We shall begin by examining a rather interesting book published way back in 1987. ″Spycatcher″ by Peter Wright with Paul Greengrass is the non-fiction, semi-autobiography of Peter Wright. One can say that he was the role model for the James Bond character, Q. Wright was a scientist hired by MI5 back in the early 1950s. He was an expert on microwaves, developing a technology allowing sounds to be captured and transmitted. In 1955, MI5 used this technology to ′wiretap′ suspected Russian moles within the British intelligence services and government.

Wright built a system which was installed in a van, modified to have a generator and a fiberglass body. An actual wiretap on the suspect’s telephone line was made some distance away. The van would park outside the suspect′s home or office. The microwave device would then irradiate the suspect′s telephone, energizing it to become a ‘hot’ microphone. Any conversations or other sounds made inside the home or office could then be heard and recorded.

But then Wright discovered another benefit. It turned out that certain objects, like ashtrays and lamps, could also be used to pick up sounds with microwaves without the need to physically ′wiretap′ the phone. Wright found out that if an object had the right shape or made of the right materials, they could be turned into microphones, and, by using his microwave system, remotely listen in and record conversations and sounds. Keep in mind that this was going on in the mid-to-late 1950s! By the late 1960s, a newer method involving lasers could turn ordinary glass windows into microphones. Devices like ′bugs′ and methods like physical wiretaps had become obsolete!

Peter Wright was quite the character! He was also involved in developing a very portable X-ray camera so agents could peek inside safes before determining whether they needed to crack them. In the early 1960s, our own CIA contracted Wright to develop some new methods for performing assassinations. After he retired, his book caused quite a stir as the British government attempted to stop it from being published. The courts ruled in Wright′s favor, seeing as how the book covered technologies and methods from the 1950s and early ′60s. So one could only imagine what is possible today by our spy agencies.

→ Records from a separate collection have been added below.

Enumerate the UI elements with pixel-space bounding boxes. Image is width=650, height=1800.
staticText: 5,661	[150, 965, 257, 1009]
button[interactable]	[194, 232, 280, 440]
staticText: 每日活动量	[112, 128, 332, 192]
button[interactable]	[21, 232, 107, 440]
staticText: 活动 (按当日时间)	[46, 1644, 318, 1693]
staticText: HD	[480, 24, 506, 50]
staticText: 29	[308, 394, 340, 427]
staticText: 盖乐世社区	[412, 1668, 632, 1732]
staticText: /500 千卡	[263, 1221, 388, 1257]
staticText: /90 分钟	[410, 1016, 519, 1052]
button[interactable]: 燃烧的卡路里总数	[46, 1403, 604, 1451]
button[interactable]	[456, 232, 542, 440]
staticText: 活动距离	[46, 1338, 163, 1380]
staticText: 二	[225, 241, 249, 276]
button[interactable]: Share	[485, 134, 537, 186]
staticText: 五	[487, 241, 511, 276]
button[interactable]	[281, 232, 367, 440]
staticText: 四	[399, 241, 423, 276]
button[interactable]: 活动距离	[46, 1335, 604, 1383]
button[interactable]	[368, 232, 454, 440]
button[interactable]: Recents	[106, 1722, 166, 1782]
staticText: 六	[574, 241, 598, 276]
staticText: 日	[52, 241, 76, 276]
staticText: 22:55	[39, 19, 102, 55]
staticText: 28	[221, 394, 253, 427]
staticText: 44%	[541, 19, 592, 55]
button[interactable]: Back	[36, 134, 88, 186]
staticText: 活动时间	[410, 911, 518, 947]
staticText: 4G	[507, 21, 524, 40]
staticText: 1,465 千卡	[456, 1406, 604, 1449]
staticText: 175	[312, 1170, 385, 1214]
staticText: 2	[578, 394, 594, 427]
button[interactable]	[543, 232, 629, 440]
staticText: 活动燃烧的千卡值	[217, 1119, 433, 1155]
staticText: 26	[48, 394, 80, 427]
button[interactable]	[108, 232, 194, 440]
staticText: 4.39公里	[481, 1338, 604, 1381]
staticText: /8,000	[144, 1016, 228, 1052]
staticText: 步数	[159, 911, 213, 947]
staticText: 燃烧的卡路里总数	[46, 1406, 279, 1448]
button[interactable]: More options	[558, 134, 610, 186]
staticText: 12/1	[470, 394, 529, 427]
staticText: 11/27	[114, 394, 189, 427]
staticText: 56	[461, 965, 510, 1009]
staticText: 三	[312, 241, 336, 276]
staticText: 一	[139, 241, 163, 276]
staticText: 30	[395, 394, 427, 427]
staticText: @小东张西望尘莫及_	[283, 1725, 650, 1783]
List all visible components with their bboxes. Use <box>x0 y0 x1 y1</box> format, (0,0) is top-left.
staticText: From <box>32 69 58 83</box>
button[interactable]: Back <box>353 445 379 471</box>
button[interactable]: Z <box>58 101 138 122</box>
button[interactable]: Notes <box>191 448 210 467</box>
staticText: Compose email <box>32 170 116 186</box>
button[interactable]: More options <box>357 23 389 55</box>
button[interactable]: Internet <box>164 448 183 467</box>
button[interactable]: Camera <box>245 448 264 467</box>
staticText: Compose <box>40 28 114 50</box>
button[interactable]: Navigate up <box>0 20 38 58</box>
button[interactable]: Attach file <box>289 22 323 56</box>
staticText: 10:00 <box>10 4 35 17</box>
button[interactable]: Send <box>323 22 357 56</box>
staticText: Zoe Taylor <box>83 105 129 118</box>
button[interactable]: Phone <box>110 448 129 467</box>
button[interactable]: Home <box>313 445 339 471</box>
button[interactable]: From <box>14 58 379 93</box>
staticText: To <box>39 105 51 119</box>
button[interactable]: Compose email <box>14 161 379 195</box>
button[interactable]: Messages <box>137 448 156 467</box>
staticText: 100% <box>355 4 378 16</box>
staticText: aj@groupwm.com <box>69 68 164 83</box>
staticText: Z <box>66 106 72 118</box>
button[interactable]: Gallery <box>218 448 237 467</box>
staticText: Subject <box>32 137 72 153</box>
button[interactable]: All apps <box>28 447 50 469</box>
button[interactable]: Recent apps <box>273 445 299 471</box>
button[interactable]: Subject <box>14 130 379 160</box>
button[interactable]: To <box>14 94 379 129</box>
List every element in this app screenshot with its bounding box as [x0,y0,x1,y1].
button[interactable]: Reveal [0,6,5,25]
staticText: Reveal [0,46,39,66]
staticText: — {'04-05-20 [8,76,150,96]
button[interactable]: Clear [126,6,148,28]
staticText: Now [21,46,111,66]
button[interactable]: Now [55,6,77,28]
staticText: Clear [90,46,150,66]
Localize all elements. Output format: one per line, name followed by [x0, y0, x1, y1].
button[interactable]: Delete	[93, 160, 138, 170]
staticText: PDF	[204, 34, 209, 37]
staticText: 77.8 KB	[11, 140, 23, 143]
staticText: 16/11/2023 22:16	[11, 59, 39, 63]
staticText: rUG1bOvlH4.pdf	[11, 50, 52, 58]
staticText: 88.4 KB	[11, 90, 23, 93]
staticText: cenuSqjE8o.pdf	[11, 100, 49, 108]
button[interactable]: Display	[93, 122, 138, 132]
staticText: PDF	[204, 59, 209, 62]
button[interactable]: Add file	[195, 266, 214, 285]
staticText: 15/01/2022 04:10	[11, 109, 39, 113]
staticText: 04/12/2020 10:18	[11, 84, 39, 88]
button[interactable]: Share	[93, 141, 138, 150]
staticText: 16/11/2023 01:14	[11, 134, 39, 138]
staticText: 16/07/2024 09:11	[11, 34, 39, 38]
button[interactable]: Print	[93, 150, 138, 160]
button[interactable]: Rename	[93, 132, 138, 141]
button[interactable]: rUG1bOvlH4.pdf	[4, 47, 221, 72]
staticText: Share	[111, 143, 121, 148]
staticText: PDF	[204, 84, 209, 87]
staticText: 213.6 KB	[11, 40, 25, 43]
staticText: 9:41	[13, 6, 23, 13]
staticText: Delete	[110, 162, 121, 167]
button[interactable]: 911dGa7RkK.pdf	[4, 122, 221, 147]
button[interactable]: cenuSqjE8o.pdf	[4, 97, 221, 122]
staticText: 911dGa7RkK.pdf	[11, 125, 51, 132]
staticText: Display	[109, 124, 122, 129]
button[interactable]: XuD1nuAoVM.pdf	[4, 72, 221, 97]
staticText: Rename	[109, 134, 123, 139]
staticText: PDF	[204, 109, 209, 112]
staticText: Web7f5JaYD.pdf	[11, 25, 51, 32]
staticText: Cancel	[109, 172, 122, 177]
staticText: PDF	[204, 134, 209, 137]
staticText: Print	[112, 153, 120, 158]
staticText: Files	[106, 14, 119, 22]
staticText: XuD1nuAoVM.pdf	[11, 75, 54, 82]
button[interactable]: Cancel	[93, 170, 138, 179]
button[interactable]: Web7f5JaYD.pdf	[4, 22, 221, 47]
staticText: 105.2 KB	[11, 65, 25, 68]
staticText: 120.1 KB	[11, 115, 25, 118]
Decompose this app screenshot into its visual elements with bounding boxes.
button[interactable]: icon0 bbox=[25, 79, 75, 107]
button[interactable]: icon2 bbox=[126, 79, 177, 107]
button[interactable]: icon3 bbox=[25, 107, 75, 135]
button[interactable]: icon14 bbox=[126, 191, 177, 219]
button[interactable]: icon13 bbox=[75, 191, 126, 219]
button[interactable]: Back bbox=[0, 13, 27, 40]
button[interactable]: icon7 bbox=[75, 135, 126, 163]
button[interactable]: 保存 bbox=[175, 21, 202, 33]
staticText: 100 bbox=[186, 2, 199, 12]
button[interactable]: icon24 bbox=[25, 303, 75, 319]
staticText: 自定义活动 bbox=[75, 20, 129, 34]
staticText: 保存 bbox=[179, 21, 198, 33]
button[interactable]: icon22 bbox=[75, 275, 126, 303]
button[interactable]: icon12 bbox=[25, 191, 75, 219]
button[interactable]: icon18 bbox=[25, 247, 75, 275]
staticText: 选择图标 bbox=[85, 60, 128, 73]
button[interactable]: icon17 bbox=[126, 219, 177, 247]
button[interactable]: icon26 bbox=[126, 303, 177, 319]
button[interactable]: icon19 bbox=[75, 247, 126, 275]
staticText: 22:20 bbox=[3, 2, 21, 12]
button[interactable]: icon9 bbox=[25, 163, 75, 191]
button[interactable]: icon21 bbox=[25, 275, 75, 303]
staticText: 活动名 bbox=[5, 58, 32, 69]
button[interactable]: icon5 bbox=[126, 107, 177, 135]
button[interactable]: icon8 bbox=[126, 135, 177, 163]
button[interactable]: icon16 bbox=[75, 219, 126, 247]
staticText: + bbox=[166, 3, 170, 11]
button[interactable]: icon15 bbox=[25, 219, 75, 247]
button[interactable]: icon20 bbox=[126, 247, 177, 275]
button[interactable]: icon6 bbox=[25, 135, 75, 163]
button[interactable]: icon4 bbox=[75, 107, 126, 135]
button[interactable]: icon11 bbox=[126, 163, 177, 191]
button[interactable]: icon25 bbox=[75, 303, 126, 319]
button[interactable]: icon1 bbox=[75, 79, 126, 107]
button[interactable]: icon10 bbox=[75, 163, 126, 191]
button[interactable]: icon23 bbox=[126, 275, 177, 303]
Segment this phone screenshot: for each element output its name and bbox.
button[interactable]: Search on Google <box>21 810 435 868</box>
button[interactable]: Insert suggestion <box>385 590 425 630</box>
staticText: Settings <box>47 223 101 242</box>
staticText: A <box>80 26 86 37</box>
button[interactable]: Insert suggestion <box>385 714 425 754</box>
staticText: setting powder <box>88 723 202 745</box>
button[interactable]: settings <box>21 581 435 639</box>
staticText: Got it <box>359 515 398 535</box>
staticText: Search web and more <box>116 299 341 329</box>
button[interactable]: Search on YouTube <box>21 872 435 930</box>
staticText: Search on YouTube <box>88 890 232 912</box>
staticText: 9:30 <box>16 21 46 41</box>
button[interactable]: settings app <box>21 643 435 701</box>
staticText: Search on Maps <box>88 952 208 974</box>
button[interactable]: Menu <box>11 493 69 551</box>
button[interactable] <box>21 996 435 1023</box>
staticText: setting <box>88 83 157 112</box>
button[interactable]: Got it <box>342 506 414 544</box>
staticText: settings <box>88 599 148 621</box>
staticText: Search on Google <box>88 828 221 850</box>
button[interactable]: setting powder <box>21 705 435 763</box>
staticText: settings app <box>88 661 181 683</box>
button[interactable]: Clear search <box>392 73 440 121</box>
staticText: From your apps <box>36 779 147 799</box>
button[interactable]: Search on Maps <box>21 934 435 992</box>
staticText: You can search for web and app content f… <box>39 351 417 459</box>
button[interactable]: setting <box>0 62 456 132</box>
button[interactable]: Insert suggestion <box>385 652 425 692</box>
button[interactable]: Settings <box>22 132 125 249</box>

So, no Shepard Smith, microwaves are not only good for cooking! These high-frequency radio waves have many uses, including conducting surveillance. Kellyanne Conway may not have been literally correct in her statement, but she was certainly in the ballpark. Given what we are learning from the latest releases by WikiLeaks on how the CIA can hack into ′smart′ devices and such, it would not surprise me if the technology exists to not only record sounds remotely, but images as well. A lot can happen in 50-60 years as scientists and engineers keep pushing back the limitations of our capabilities. If Peter Wright could eavesdrop on somebody by bouncing microwaves off of an ashtray or a lamp in 1955, who can say what our spies can do today?